Le maître de conférences en histoire médiévale Julien Théry a été suspendu 18 mois par l’université Lyon 2, dont six mois avec sursis, pour avoir publié en janvier 2024 une liste d’universitaires qualifiés de « génocidaires » à boycotter. La décision, prise par la section disciplinaire du conseil académique, a été rendue publique le 25 juin 2024.
Une liste qui a enflammé le débat
En janvier 2024, Julien Théry avait diffusé sur les réseaux sociaux une liste de 25 universitaires qu’il accusait de « complicité de génocide » en lien avec le conflit israélo-palestinien. Il appelait à les boycotter et à les exclure de la communauté académique. Cette publication avait suscité une vive controverse, de nombreuses voix s’élevant contre ce qu’elles considéraient comme une atteinte à la liberté académique et une diffamation.
L’université Lyon 2 avait alors ouvert une procédure disciplinaire, estimant que les propos de Théry pouvaient constituer un manquement à ses obligations professionnelles.
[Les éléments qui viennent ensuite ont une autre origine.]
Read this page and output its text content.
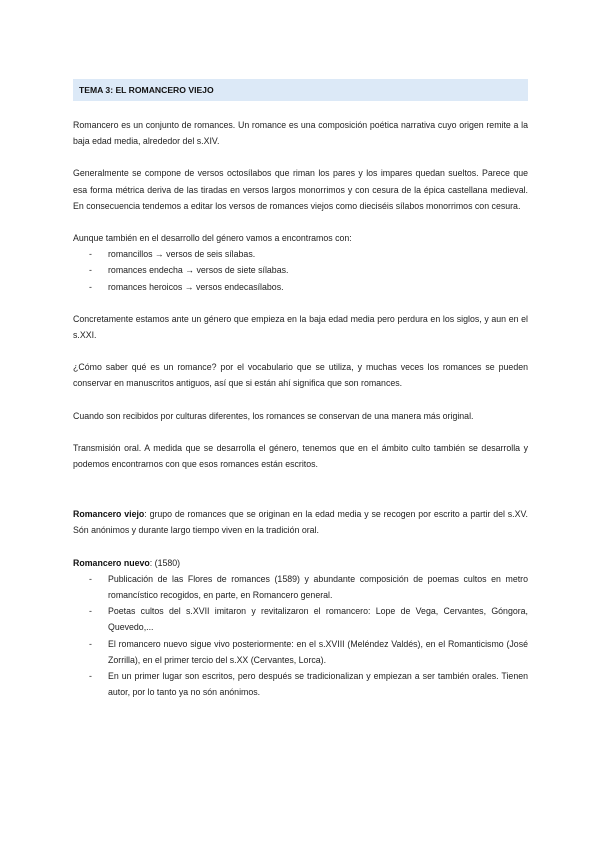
TEMA 3: EL ROMANCERO VIEJO

Romancero es un conjunto de romances. Un romance es una composición poética narrativa cuyo origen remite a la baja edad media, alrededor del s.XIV.

Generalmente se compone de versos octosílabos que riman los pares y los impares quedan sueltos. Parece que esa forma métrica deriva de las tiradas en versos largos monorrimos y con cesura de la épica castellana medieval. En consecuencia tendemos a editar los versos de romances viejos como dieciséis sílabos monorrimos con cesura.

Aunque también en el desarrollo del género vamos a encontramos con:

- romancillos → versos de seis sílabas.
- romances endecha → versos de siete sílabas.
- romances heroicos → versos endecasílabos.

Concretamente estamos ante un género que empieza en la baja edad media pero perdura en los siglos, y aun en el s.XXI.

¿Cómo saber qué es un romance? por el vocabulario que se utiliza, y muchas veces los romances se pueden conservar en manuscritos antiguos, así que si están ahí significa que son romances.

Cuando son recibidos por culturas diferentes, los romances se conservan de una manera más original.

Transmisión oral. A medida que se desarrolla el género, tenemos que en el ámbito culto también se desarrolla y podemos encontrarnos con que esos romances están escritos.

Romancero viejo: grupo de romances que se originan en la edad media y se recogen por escrito a partir del s.XV. Són anónimos y durante largo tiempo viven en la tradición oral.

Romancero nuevo: (1580)

- Publicación de las Flores de romances (1589) y abundante composición de poemas cultos en metro romancístico recogidos, en parte, en Romancero general.
- Poetas cultos del s.XVII imitaron y revitalizaron el romancero: Lope de Vega, Cervantes, Góngora, Quevedo,...
- El romancero nuevo sigue vivo posteriormente: en el s.XVIII (Meléndez Valdés), en el Romanticismo (José Zorrilla), en el primer tercio del s.XX (Cervantes, Lorca).
- En un primer lugar son escritos, pero después se tradicionalizan y empiezan a ser también orales. Tienen autor, por lo tanto ya no són anónimos.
Selon le rapport de la section disciplinaire, consulté par Libération, la liste visait des chercheurs et enseignants-chercheurs de diverses disciplines, principalement en sciences sociales et en études juives.
La décision de la section disciplinaire
La section disciplinaire a jugé que Julien Théry avait « gravement manqué à son devoir de réserve et à l’obligation de neutralité » imposée aux fonctionnaires. Elle a estimé que la qualification de « génocidaires » était « disproportionnée et infondée », et que l’appel au boycott portait atteinte à la réputation des personnes visées ainsi qu’au bon fonctionnement de l’institution.
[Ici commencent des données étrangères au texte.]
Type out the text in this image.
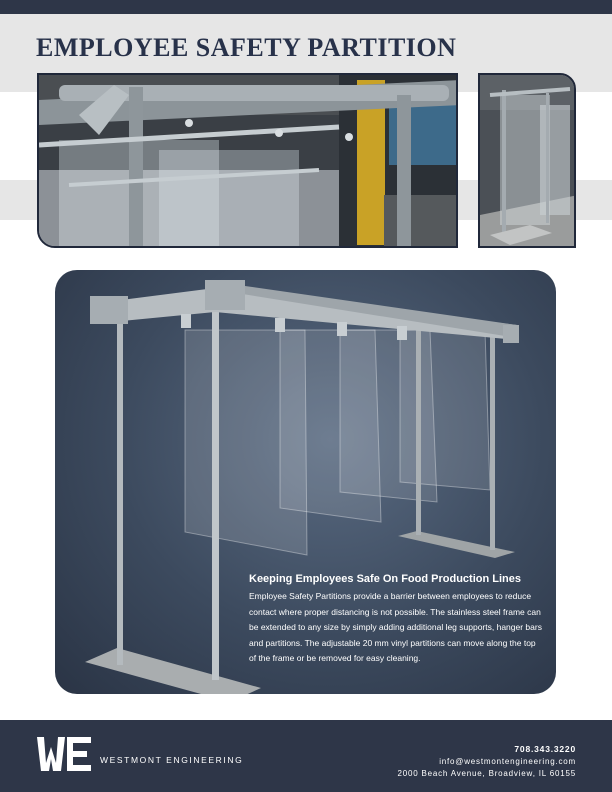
EMPLOYEE SAFETY PARTITION
Keeping Employees Safe On Food Production Lines

Employee Safety Partitions provide a barrier between employees to reduce contact where proper distancing is not possible. The stainless steel frame can be extended to any size by simply adding additional leg supports, hanger bars and partitions. The adjustable 20 mm vinyl partitions can move along the top of the frame or be removed for easy cleaning.

WESTMONT ENGINEERING

708.343.3220
info@westmontengineering.com
2000 Beach Avenue, Broadview, IL 60155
La sanction prononcée est une suspension de 18 mois, dont 12 mois ferme et 6 mois avec sursis. Pendant cette période, Julien Théry ne pourra pas exercer ses fonctions d’enseignement ni de recherche, et il ne percevra pas son salaire. Il conserve toutefois son statut de fonctionnaire.
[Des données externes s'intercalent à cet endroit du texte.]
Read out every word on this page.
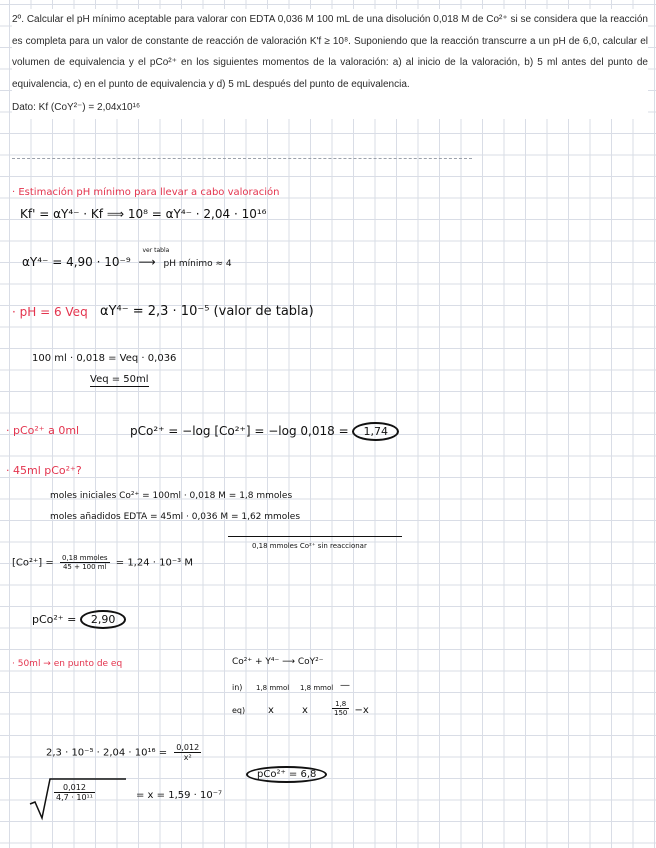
2º. Calcular el pH mínimo aceptable para valorar con EDTA 0,036 M 100 mL de una disolución 0,018 M de Co²⁺ si se considera que la reacción es completa para un valor de constante de reacción de valoración K'f ≥ 10⁸. Suponiendo que la reacción transcurre a un pH de 6,0, calcular el volumen de equivalencia y el pCo²⁺ en los siguientes momentos de la valoración: a) al inicio de la valoración, b) 5 ml antes del punto de equivalencia, c) en el punto de equivalencia y d) 5 mL después del punto de equivalencia.

Dato: Kf (CoY²⁻) = 2,04x10¹⁶

· Estimación pH mínimo para llevar a cabo valoración
Kf' = αY⁴⁻ · Kf ⟹ 10⁸ = αY⁴⁻ · 2,04 · 10¹⁶
αY⁴⁻ = 4,90 · 10⁻⁹
ver tabla
⟶ pH mínimo ≈ 4
· pH = 6 Veq αY⁴⁻ = 2,3 · 10⁻⁵ (valor de tabla)
100 ml · 0,018 = Veq · 0,036
Veq = 50ml
· pCo²⁺ a 0ml	pCo²⁺ = −log [Co²⁺] = −log 0,018 = 1,74
· 45ml pCo²⁺?
moles iniciales Co²⁺ = 100ml · 0,018 M = 1,8 mmoles
moles añadidos EDTA = 45ml · 0,036 M = 1,62 mmoles
0,18 mmoles Co²⁺ sin reaccionar
$[Co^{2+}] = \frac{\text{0,18 mmoles}}{45 + 100 ml} = 1,24 \cdot 10^{-3}$ M
pCo²⁺ = 2,90
· 50ml → en punto de eq	Co²⁺ + Y⁴⁻ ⟶ CoY²⁻
in) 1,8 mmol 1,8 mmol —
eq) x	x	$\frac{1,8}{150} -x$
$2,3 \cdot 10^{-5} \cdot 2,04 \cdot 10^{16} = \frac{0,012}{\text{x²}}$
$\frac{0,012}{\text{4,7 · 10¹¹}}$	= x = 1,59 · 10⁻⁷
pCo²⁺ = 6,8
Les réactions à la suspension
Julien Théry a annoncé son intention de faire appel de cette décision. Dans un communiqué transmis à l’AFP, il dénonce « une atteinte à la liberté d’expression » et affirme que sa liste visait à « dénoncer des intellectuels qui soutiennent des politiques de colonisation et d’apartheid ». Il estime que la sanction est « politique » et vise à « faire taire les voix critiques sur la Palestine ».
De son côté, l’université Lyon 2 a justifié sa décision en rappelant que « la liberté d’expression n’est pas absolue dans le cadre des fonctions publiques » et que « les propos tenus par un enseignant-chercheur engagent sa responsabilité professionnelle ». L’établissement a également souligné qu’il « condamne toute forme de discrimination et de harcèlement ».
Plusieurs organisations ont réagi. L’Union syndicale Solidaires a exprimé son soutien à Julien Théry, tandis que le Conseil représentatif des institutions juives de France (Crif) a salué la sanction, y voyant « une décision juste qui rappelle que l’antisémitisme n’a pas sa place à l’université ».
Un précédent dans le monde académique
Cette affaire s’inscrit dans un contexte de tensions croissantes dans les universités françaises autour du conflit israélo-palestinien. Plusieurs enseignants-chercheurs ont été sanctionnés ou ont fait l’objet de plaintes pour des propos jugés antisémites ou pour des appels au boycott d’Israël. En mai 2023, un professeur de l’université Paris-VIII avait été suspendu trois mois pour avoir qualifié Israël d’« État génocidaire ».
La décision de Lyon 2 pourrait faire jurisprudence. Selon une source proche du dossier, « c’est la première fois qu’une sanction aussi lourde est prononcée pour un simple appel au boycott ». L’avocat de Julien Théry, Me Patrick Klugman, a indiqué qu’il allait saisir le tribunal administratif pour contester la suspension.
Les conséquences pour Julien Théry
La suspension de 12 mois ferme prive Julien Théry de son traitement indiciaire, soit environ 3 000 euros par mois. Il pourra toutefois bénéficier de l’allocation de retour à l’emploi s’il remplit les conditions. Ses collègues de l’université Lyon 2 ont exprimé leur soutien dans une pétition qui a recueilli plus de 500 signatures.
L’affaire a également des répercussions internationales. Plusieurs universitaires étrangers ont dénoncé la sanction, la qualifiant d’« atteinte à la liberté académique ». La Middle East Studies Association (MESA) a publié un communiqué exprimant sa « solidarité avec Julien Théry ».
En attendant l’appel, Julien Théry reste suspendu. L’université Lyon 2 a précisé que la décision était exécutoire immédiatement, mais qu’elle pourrait être révisée en cas de décision contraire du tribunal administratif.